I usually write solos, or for small ensembles, or for amateur instrumentalists (choirs more often than instrumentalists). I have hardly ever worked with orchestras. I value dialogue. Music itself is intensely important to me, and I want to try and share it – intensely. Of course ‘intensity’ makes people nervous. Being ‘serious’ is also a bit risky. Being ‘gay’ still renders you part of a minority. I realised, pretty quickly, that I was an ‘outsider’, and so I learned to live with it. Isolation? I’m used to it.

Of which works are you most proud?

‘Proud?’ I am not proud of any of them, I know their faults. And if I find faults after the first performance I try to fix them up later. Try to! I am more pragmatic than idealistic. I suppose I am proud of my family and friends for putting up with me. But I was told ‘pride comes before a fall’.

How would you characterise your compositional language?

I wouldn’t! I don’t think about characterising anybody’s ‘composing’ as if it were a ‘language’… or as a ‘visual image’, even if poetry, novels, dramas, drawings, paintings, sculpture and architecture inform music, and can be used as analogies.

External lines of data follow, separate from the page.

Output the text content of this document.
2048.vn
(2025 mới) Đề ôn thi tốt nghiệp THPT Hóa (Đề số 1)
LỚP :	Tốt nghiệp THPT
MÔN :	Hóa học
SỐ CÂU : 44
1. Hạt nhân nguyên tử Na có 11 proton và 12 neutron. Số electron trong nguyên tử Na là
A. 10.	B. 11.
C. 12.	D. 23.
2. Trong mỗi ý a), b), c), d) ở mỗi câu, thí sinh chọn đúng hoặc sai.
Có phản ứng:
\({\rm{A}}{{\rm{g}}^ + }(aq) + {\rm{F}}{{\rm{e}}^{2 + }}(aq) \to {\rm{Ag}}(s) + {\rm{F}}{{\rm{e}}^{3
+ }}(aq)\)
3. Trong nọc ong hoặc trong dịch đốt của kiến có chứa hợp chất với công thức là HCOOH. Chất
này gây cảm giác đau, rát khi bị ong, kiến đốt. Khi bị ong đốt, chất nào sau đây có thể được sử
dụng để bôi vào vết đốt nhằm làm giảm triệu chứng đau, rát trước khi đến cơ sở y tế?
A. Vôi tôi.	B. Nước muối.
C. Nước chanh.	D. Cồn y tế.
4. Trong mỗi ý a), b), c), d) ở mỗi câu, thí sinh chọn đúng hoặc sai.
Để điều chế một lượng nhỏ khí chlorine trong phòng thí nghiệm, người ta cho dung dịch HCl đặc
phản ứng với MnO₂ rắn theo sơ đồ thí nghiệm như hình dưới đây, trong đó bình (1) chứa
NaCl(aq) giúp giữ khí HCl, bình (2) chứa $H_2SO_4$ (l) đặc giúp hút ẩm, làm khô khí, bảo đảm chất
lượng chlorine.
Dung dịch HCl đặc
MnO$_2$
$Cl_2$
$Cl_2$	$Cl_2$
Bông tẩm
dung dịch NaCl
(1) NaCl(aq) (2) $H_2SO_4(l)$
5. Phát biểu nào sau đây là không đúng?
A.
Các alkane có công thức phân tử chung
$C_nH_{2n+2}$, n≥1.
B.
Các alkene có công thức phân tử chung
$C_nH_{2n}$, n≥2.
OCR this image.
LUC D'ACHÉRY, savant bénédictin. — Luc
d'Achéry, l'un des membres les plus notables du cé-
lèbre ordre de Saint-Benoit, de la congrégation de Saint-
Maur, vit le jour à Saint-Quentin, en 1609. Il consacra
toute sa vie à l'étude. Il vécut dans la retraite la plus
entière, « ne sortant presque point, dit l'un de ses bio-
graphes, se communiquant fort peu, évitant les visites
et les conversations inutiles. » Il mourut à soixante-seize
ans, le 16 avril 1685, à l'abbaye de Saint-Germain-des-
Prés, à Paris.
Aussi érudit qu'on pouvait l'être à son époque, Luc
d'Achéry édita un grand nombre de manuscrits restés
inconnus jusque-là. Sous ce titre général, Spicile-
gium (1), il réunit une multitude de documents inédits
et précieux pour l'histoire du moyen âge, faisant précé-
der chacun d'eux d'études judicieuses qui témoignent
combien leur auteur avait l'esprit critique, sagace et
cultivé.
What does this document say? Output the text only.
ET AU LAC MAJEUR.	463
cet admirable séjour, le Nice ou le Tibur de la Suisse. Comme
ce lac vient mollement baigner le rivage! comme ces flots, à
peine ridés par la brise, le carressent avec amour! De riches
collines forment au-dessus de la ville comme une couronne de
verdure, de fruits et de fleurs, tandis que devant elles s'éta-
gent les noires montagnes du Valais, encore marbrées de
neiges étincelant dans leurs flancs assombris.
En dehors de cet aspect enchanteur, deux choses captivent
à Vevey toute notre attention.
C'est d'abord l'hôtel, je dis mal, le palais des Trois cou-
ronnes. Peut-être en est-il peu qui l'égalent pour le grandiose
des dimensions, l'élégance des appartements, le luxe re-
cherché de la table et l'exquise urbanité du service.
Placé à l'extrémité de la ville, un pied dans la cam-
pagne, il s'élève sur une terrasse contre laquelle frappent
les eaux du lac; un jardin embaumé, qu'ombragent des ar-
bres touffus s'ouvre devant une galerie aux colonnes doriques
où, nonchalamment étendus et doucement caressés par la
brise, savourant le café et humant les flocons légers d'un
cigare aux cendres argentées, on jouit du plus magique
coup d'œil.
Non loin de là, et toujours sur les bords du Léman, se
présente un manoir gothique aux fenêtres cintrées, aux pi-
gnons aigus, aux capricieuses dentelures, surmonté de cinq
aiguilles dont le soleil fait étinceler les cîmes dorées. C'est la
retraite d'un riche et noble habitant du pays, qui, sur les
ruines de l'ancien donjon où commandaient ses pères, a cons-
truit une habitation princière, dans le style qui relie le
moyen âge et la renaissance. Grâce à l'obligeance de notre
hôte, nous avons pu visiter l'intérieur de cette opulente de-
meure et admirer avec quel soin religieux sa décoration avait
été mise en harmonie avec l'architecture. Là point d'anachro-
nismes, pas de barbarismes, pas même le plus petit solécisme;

In its ‘creative assembling and technical processes’ Music is close to Cinema. Music is also close to mathematics and physics, one must be sensitive to proportion and to the quality and measurement of time and space.

How do you work?

With pens, pencils, correction-fluid, scissors and paper – and my imagination, and a storehouse in my brain, looking out of the window, and in my personal library (books, scores, recordings). Also, these days, for copying purposes, with a printer and scanner. I work most readily and effectively in the early morning.

As a musician, what is your definition of success?

I try to achieve as clear a result as I can in my work, with all the many distractions that can potentially impair and contaminate it. If I succeed in that then I am (briefly) pleased, before all the doubts flood back in. I make mistakes. It is an essential part of learning – failing and learning from the failure. In the glare of the spotlight failure is not an option. Success, like money, is probably covertly corrupting.

What do you consider to be the most important ideas and concepts to impart to aspiring musicians?

Authenticity. Patience. Setting the bar as high as you can.

What do you feel needs to be done to grow classical music audiences/listeners?

I don’t know as an ‘expert’, and there are management courses that can certainly give you the ‘correct answer’. But just from common sense, and to continue the implications of ‘growing’ an audience horticulturally – prepare the ground with tender, loving care, don’t hurry the process. Don’t try to make a large profit if you have bought cheap. It’s a UK tradition, so difficult to countermand. Don’t compromise the quality of the music to put ‘bums on seats’. Respect the natural intelligence of the public. Don’t believe the generalisations and mythologies in the popular media, where they are prepared to use the word ‘élite’ about Sport, but not about Music. Make any event as ‘special’ and ‘significant’ as you can.


Michael Finnissy (born 17 March 1946) is an English composer and pianist.

Finnissy has taught at the Royal Academy of Music, the University of Sussex, and is Professor of composition at the University of Southampton and is Composer in Residence at St. John’s College Cambridge.